Everyone has a story. Helen Mahimpit has hers, too. When she left Taiwan after 20 years of domestic work—much of it as an overstaying, undocumented worker—she came back to a newly-built three-bedroom concrete house.
It was on a lot she had purchased by a barangay road in Nabunturan, Compostela Valley. Her old family house was in the downtown poblacion area, but she chose to build her own residence in close proximity to the more than four hectares of ricefields she had also purchased from her accumulated salary abroad.
“This is my life now, a bit boring because I’m usually just at home,” shares Ate Helen.
She spends time tending to her potted plants. Unlike before, she no longer has to bathe and feed two dogs left to her care by a Taiwanese employer. She no longer has to take on part-time cleaning jobs in uptown condominiums. She doesn’t have to do all the things she used to do because this time, it’s reaping season for her.
The biannual harvest in her rice field and the monthly rent of a small two-storey commercial space she had constructed in the poblacion sustain the daily living expense for herself and her 26-year-old son who recently returned from a 10-month contract in a restaurant in Singapore.
“If my son can’t go back to work abroad, we may just set up a piggery beside my fruit farm in the poblacion,” she muses, her strong entrepreneurial spirit showing through.
Unreliable husband
I met Ate Helen in Taiwan and visited her recently in her provincial home. After she left, I sent her a small package of Chinese goodies—instant milk teas, crackers, and snack foods which I knew she liked and would miss. The box never reached her. I had written the wrong name. To her employer, to her international church family, and everyone else who knows her in Taiwan, she was Helen, too. But it turned out Helen was not her real name.
Ate Helen first left for Taiwan to become a caretaker. She didn’t have any business streak, only a drive for success born out of necessity. “I knew I had to go abroad because I couldn’t rely on my husband to support me and my son,” she shares.
She left knowing that she would have to fend for her family and she knew all too well the stories of other OFWs who worked tirelessly only to come back still empty-handed.
Overstaying worker
But shortly after she was employed, the old man whom she was taking care of died. The restrictions in the 90s required her to leave the country, automatically ending her contract. At that time she had hardly any savings and even owed money for her placement fee. She decided to stay on as an undocumented worker.
When she decided to overstay, she changed her name so she could still travel back and forth from Taiwan and the Philippines.
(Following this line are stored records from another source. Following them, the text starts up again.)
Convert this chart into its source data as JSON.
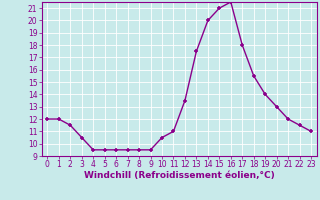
{
  "x": [
    0,
    1,
    2,
    3,
    4,
    5,
    6,
    7,
    8,
    9,
    10,
    11,
    12,
    13,
    14,
    15,
    16,
    17,
    18,
    19,
    20,
    21,
    22,
    23
  ],
  "y": [
    12,
    12,
    11.5,
    10.5,
    9.5,
    9.5,
    9.5,
    9.5,
    9.5,
    9.5,
    10.5,
    11,
    13.5,
    17.5,
    20,
    21,
    21.5,
    18,
    15.5,
    14,
    13,
    12,
    11.5,
    11
  ],
  "line_color": "#8b008b",
  "marker": "+",
  "marker_size": 3,
  "bg_color": "#c8eaea",
  "grid_color": "#b0d8d8",
  "xlabel": "Windchill (Refroidissement éolien,°C)",
  "xlim": [
    -0.5,
    23.5
  ],
  "ylim": [
    9,
    21.5
  ],
  "yticks": [
    9,
    10,
    11,
    12,
    13,
    14,
    15,
    16,
    17,
    18,
    19,
    20,
    21
  ],
  "xticks": [
    0,
    1,
    2,
    3,
    4,
    5,
    6,
    7,
    8,
    9,
    10,
    11,
    12,
    13,
    14,
    15,
    16,
    17,
    18,
    19,
    20,
    21,
    22,
    23
  ],
  "tick_fontsize": 5.5,
  "xlabel_fontsize": 6.5,
  "label_color": "#8b008b",
  "axis_color": "#8b008b",
  "grid_line_color": "#ffffff",
  "linewidth": 1.0,
  "markerwidth": 1.2
}
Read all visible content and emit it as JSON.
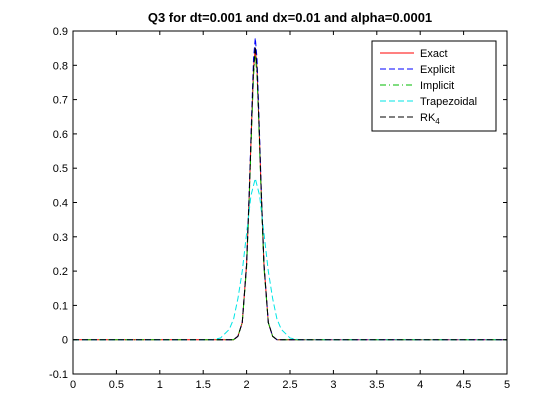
{
  "chart_data": {
    "type": "line",
    "title": "Q3 for dt=0.001 and dx=0.01 and alpha=0.0001",
    "xlabel": "",
    "ylabel": "",
    "xlim": [
      0,
      5
    ],
    "ylim": [
      -0.1,
      0.9
    ],
    "xticks": [
      "0",
      "0.5",
      "1",
      "1.5",
      "2",
      "2.5",
      "3",
      "3.5",
      "4",
      "4.5",
      "5"
    ],
    "yticks": [
      "-0.1",
      "0",
      "0.1",
      "0.2",
      "0.3",
      "0.4",
      "0.5",
      "0.6",
      "0.7",
      "0.8",
      "0.9"
    ],
    "grid": false,
    "legend_position": "top-right",
    "series": [
      {
        "name": "Exact",
        "color": "#ff0000",
        "style": "solid",
        "x": [
          0,
          1.8,
          1.85,
          1.9,
          1.95,
          2.0,
          2.03,
          2.06,
          2.08,
          2.1,
          2.12,
          2.14,
          2.17,
          2.2,
          2.25,
          2.3,
          2.35,
          2.4,
          5
        ],
        "y": [
          0,
          0,
          0.0,
          0.01,
          0.05,
          0.22,
          0.42,
          0.65,
          0.79,
          0.85,
          0.79,
          0.65,
          0.42,
          0.22,
          0.05,
          0.01,
          0,
          0,
          0
        ]
      },
      {
        "name": "Explicit",
        "color": "#0000ff",
        "style": "dashed",
        "x": [
          0,
          1.8,
          1.85,
          1.9,
          1.95,
          2.0,
          2.03,
          2.06,
          2.08,
          2.1,
          2.12,
          2.14,
          2.17,
          2.2,
          2.25,
          2.3,
          2.35,
          2.4,
          5
        ],
        "y": [
          0,
          0,
          0.0,
          0.01,
          0.05,
          0.22,
          0.43,
          0.67,
          0.82,
          0.88,
          0.82,
          0.67,
          0.43,
          0.22,
          0.05,
          0.01,
          0,
          0,
          0
        ]
      },
      {
        "name": "Implicit",
        "color": "#00bb00",
        "style": "dashdot",
        "x": [
          0,
          1.8,
          1.85,
          1.9,
          1.95,
          2.0,
          2.03,
          2.06,
          2.08,
          2.1,
          2.12,
          2.14,
          2.17,
          2.2,
          2.25,
          2.3,
          2.35,
          2.4,
          5
        ],
        "y": [
          0,
          0,
          0.0,
          0.01,
          0.05,
          0.21,
          0.41,
          0.63,
          0.77,
          0.83,
          0.77,
          0.63,
          0.41,
          0.21,
          0.05,
          0.01,
          0,
          0,
          0
        ]
      },
      {
        "name": "Trapezoidal",
        "color": "#00e5e5",
        "style": "dashed",
        "x": [
          0,
          1.6,
          1.7,
          1.8,
          1.85,
          1.9,
          1.95,
          2.0,
          2.05,
          2.1,
          2.15,
          2.2,
          2.25,
          2.3,
          2.35,
          2.4,
          2.5,
          2.6,
          5
        ],
        "y": [
          0,
          0,
          0.005,
          0.03,
          0.06,
          0.12,
          0.2,
          0.31,
          0.42,
          0.47,
          0.42,
          0.31,
          0.2,
          0.12,
          0.06,
          0.03,
          0.005,
          0,
          0
        ]
      },
      {
        "name": "RK4",
        "color": "#000000",
        "style": "dashed",
        "x": [
          0,
          1.8,
          1.85,
          1.9,
          1.95,
          2.0,
          2.03,
          2.06,
          2.08,
          2.1,
          2.12,
          2.14,
          2.17,
          2.2,
          2.25,
          2.3,
          2.35,
          2.4,
          5
        ],
        "y": [
          0,
          0,
          0.0,
          0.01,
          0.05,
          0.22,
          0.42,
          0.65,
          0.79,
          0.855,
          0.79,
          0.65,
          0.42,
          0.22,
          0.05,
          0.01,
          0,
          0,
          0
        ]
      }
    ],
    "legend": {
      "entries": [
        {
          "label": "Exact",
          "series": 0
        },
        {
          "label": "Explicit",
          "series": 1
        },
        {
          "label": "Implicit",
          "series": 2
        },
        {
          "label": "Trapezoidal",
          "series": 3
        },
        {
          "label_main": "RK",
          "label_sub": "4",
          "series": 4
        }
      ]
    }
  }
}
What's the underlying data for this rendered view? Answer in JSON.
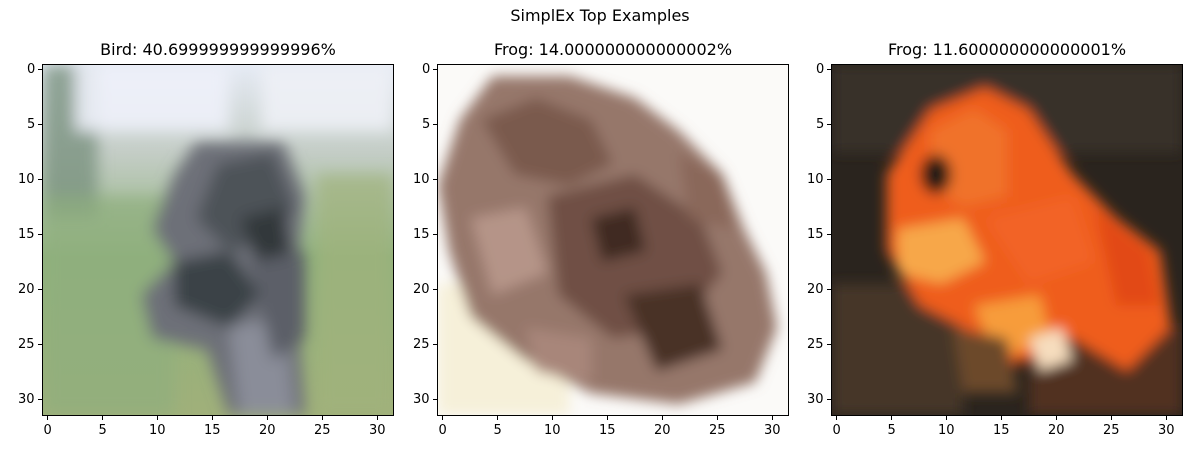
{
  "figure": {
    "title": "SimplEx Top Examples"
  },
  "chart_data": [
    {
      "type": "image",
      "title": "Bird: 40.699999999999996%",
      "xticks": [
        0,
        5,
        10,
        15,
        20,
        25,
        30
      ],
      "yticks": [
        0,
        5,
        10,
        15,
        20,
        25,
        30
      ],
      "xlim": [
        -0.5,
        31.5
      ],
      "ylim": [
        31.5,
        -0.5
      ],
      "grid": false,
      "description_colors": [
        "#e9eef6",
        "#9bb08c",
        "#6f7a7d",
        "#3c4448",
        "#aab08a"
      ]
    },
    {
      "type": "image",
      "title": "Frog: 14.000000000000002%",
      "xticks": [
        0,
        5,
        10,
        15,
        20,
        25,
        30
      ],
      "yticks": [
        0,
        5,
        10,
        15,
        20,
        25,
        30
      ],
      "xlim": [
        -0.5,
        31.5
      ],
      "ylim": [
        31.5,
        -0.5
      ],
      "grid": false,
      "description_colors": [
        "#fbfaf7",
        "#8c6a5d",
        "#5d4035",
        "#c6a69a",
        "#f6eed0"
      ]
    },
    {
      "type": "image",
      "title": "Frog: 11.600000000000001%",
      "xticks": [
        0,
        5,
        10,
        15,
        20,
        25,
        30
      ],
      "yticks": [
        0,
        5,
        10,
        15,
        20,
        25,
        30
      ],
      "xlim": [
        -0.5,
        31.5
      ],
      "ylim": [
        31.5,
        -0.5
      ],
      "grid": false,
      "description_colors": [
        "#2b241d",
        "#ef5a1c",
        "#f6a13f",
        "#5a4331",
        "#7a2515"
      ]
    }
  ]
}
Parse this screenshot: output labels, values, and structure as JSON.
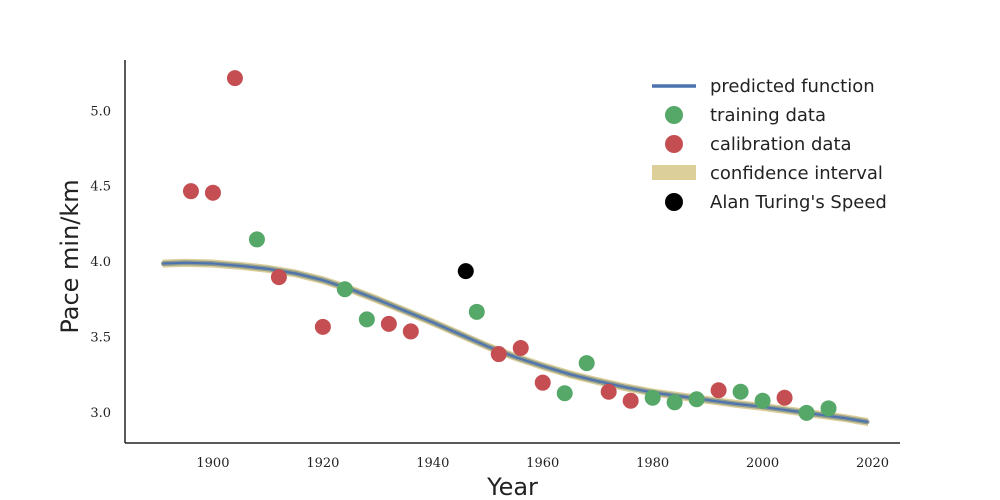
{
  "chart_data": {
    "type": "scatter",
    "title": "",
    "xlabel": "Year",
    "ylabel": "Pace min/km",
    "xlim": [
      1884,
      2025
    ],
    "ylim": [
      2.8,
      5.34
    ],
    "xticks": [
      "1900",
      "1920",
      "1940",
      "1960",
      "1980",
      "2000",
      "2020"
    ],
    "yticks": [
      "3.0",
      "3.5",
      "4.0",
      "4.5",
      "5.0"
    ],
    "grid": false,
    "legend_position": "top-right",
    "colors": {
      "predicted": "#4c72b0",
      "training": "#55a868",
      "calibration": "#c44e52",
      "confidence": "#dccf99",
      "alan": "#000000",
      "axis": "#222222"
    },
    "legend": [
      {
        "label": "predicted function",
        "kind": "line",
        "color_key": "predicted"
      },
      {
        "label": "training data",
        "kind": "marker",
        "color_key": "training"
      },
      {
        "label": "calibration data",
        "kind": "marker",
        "color_key": "calibration"
      },
      {
        "label": "confidence interval",
        "kind": "patch",
        "color_key": "confidence"
      },
      {
        "label": "Alan Turing's Speed",
        "kind": "marker",
        "color_key": "alan"
      }
    ],
    "series": [
      {
        "name": "predicted function",
        "style": "line",
        "color_key": "predicted",
        "x": [
          1891,
          1895,
          1900,
          1905,
          1910,
          1915,
          1920,
          1925,
          1930,
          1935,
          1940,
          1945,
          1950,
          1955,
          1960,
          1965,
          1970,
          1975,
          1980,
          1985,
          1990,
          1995,
          2000,
          2005,
          2010,
          2015,
          2019
        ],
        "y": [
          3.99,
          3.995,
          3.99,
          3.975,
          3.955,
          3.925,
          3.88,
          3.82,
          3.75,
          3.675,
          3.6,
          3.52,
          3.44,
          3.37,
          3.31,
          3.255,
          3.21,
          3.17,
          3.135,
          3.11,
          3.085,
          3.06,
          3.04,
          3.015,
          2.99,
          2.965,
          2.94
        ]
      },
      {
        "name": "confidence interval",
        "style": "band",
        "color_key": "confidence",
        "x": [
          1891,
          1895,
          1900,
          1905,
          1910,
          1915,
          1920,
          1925,
          1930,
          1935,
          1940,
          1945,
          1950,
          1955,
          1960,
          1965,
          1970,
          1975,
          1980,
          1985,
          1990,
          1995,
          2000,
          2005,
          2010,
          2015,
          2019
        ],
        "y_low": [
          3.97,
          3.975,
          3.97,
          3.955,
          3.935,
          3.905,
          3.86,
          3.8,
          3.73,
          3.655,
          3.58,
          3.5,
          3.42,
          3.35,
          3.29,
          3.235,
          3.19,
          3.15,
          3.115,
          3.09,
          3.065,
          3.04,
          3.02,
          2.995,
          2.97,
          2.945,
          2.92
        ],
        "y_high": [
          4.01,
          4.015,
          4.01,
          3.995,
          3.975,
          3.945,
          3.9,
          3.84,
          3.77,
          3.695,
          3.62,
          3.54,
          3.46,
          3.39,
          3.33,
          3.275,
          3.23,
          3.19,
          3.155,
          3.13,
          3.105,
          3.08,
          3.06,
          3.035,
          3.01,
          2.985,
          2.96
        ]
      },
      {
        "name": "training data",
        "style": "scatter",
        "color_key": "training",
        "x": [
          1908,
          1924,
          1928,
          1948,
          1964,
          1968,
          1980,
          1984,
          1988,
          1996,
          2000,
          2008,
          2012
        ],
        "y": [
          4.15,
          3.82,
          3.62,
          3.67,
          3.13,
          3.33,
          3.1,
          3.07,
          3.09,
          3.14,
          3.08,
          3.0,
          3.03
        ]
      },
      {
        "name": "calibration data",
        "style": "scatter",
        "color_key": "calibration",
        "x": [
          1896,
          1900,
          1904,
          1912,
          1920,
          1932,
          1936,
          1952,
          1956,
          1960,
          1972,
          1976,
          1992,
          2004
        ],
        "y": [
          4.47,
          4.46,
          5.22,
          3.9,
          3.57,
          3.59,
          3.54,
          3.39,
          3.43,
          3.2,
          3.14,
          3.08,
          3.15,
          3.1
        ]
      },
      {
        "name": "Alan Turing's Speed",
        "style": "scatter",
        "color_key": "alan",
        "x": [
          1946
        ],
        "y": [
          3.94
        ]
      }
    ]
  }
}
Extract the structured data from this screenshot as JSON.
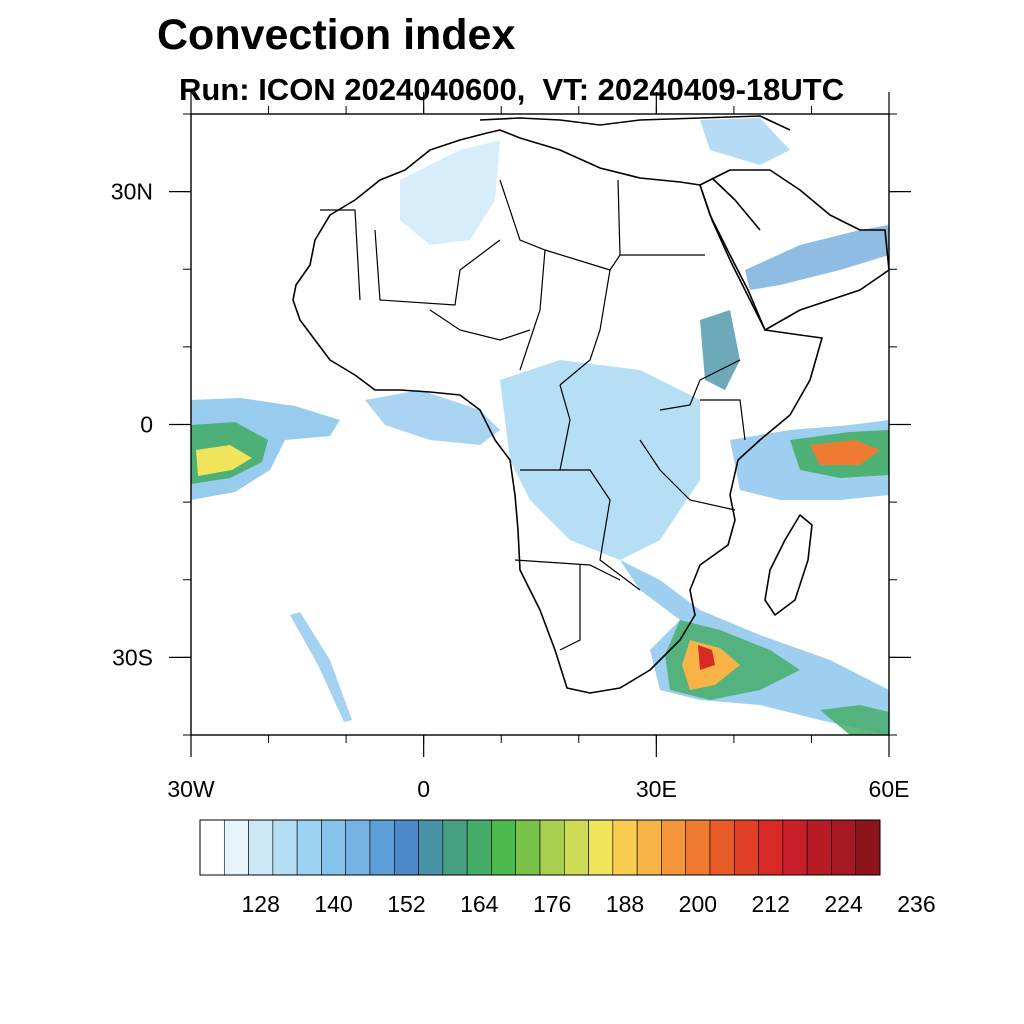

The plight of Ate Helen is a familiar plotline to many undocumented workers all over the world whose stories are marred by economic desperation, legal impediments, and personal battles.
With her fake name, she got jobs with other employers. In fact, life in Taiwan became beautiful for Ate Helen. With her last employer, she was provided with a rooftop residence. Holidays were spent in tourist spots, beaches, nature parks, or just around the city with friends. Every Sunday, she attended an international church with an active Filipino community.
But two years ago, she decided it was time to come home.
Independence, security
She no longer had a husband to come home to as he had started another family while she was away. But she was convinced that life was not about endless toiling and living abroad. Luggage in tow, she and a fellow overstaying OFW went to the consulate and surrendered to the authorities. She was fined and detained at the immigration center for three weeks. The ordeal dampened her spirit, but it only made her decision to come home stronger.
Ate Helen says she is home for good. While the fellow OFW who came home with her left again to work in a Middle Eastern country, Ate Helen has no plans to work abroad “Hindi na siguro, dito nalang ako, OK naman dito.”
In each and every story is a timeline of complex plotlines. Ate Helen, crawled out of her provincial paralysis and found new confidence and success abroad. She was able to earn her own money, setting aside some savings. But at the same time, she risked traditional family bonds. The experience challenged her will. “Our God is great, I’m wearing a crown of God’s favor,” she shares.
At 58, she doesn’t plan to go through the same ordeal. She took the risks to secure herself a better life. It’s time to harvest the fruits of her long overseas journey.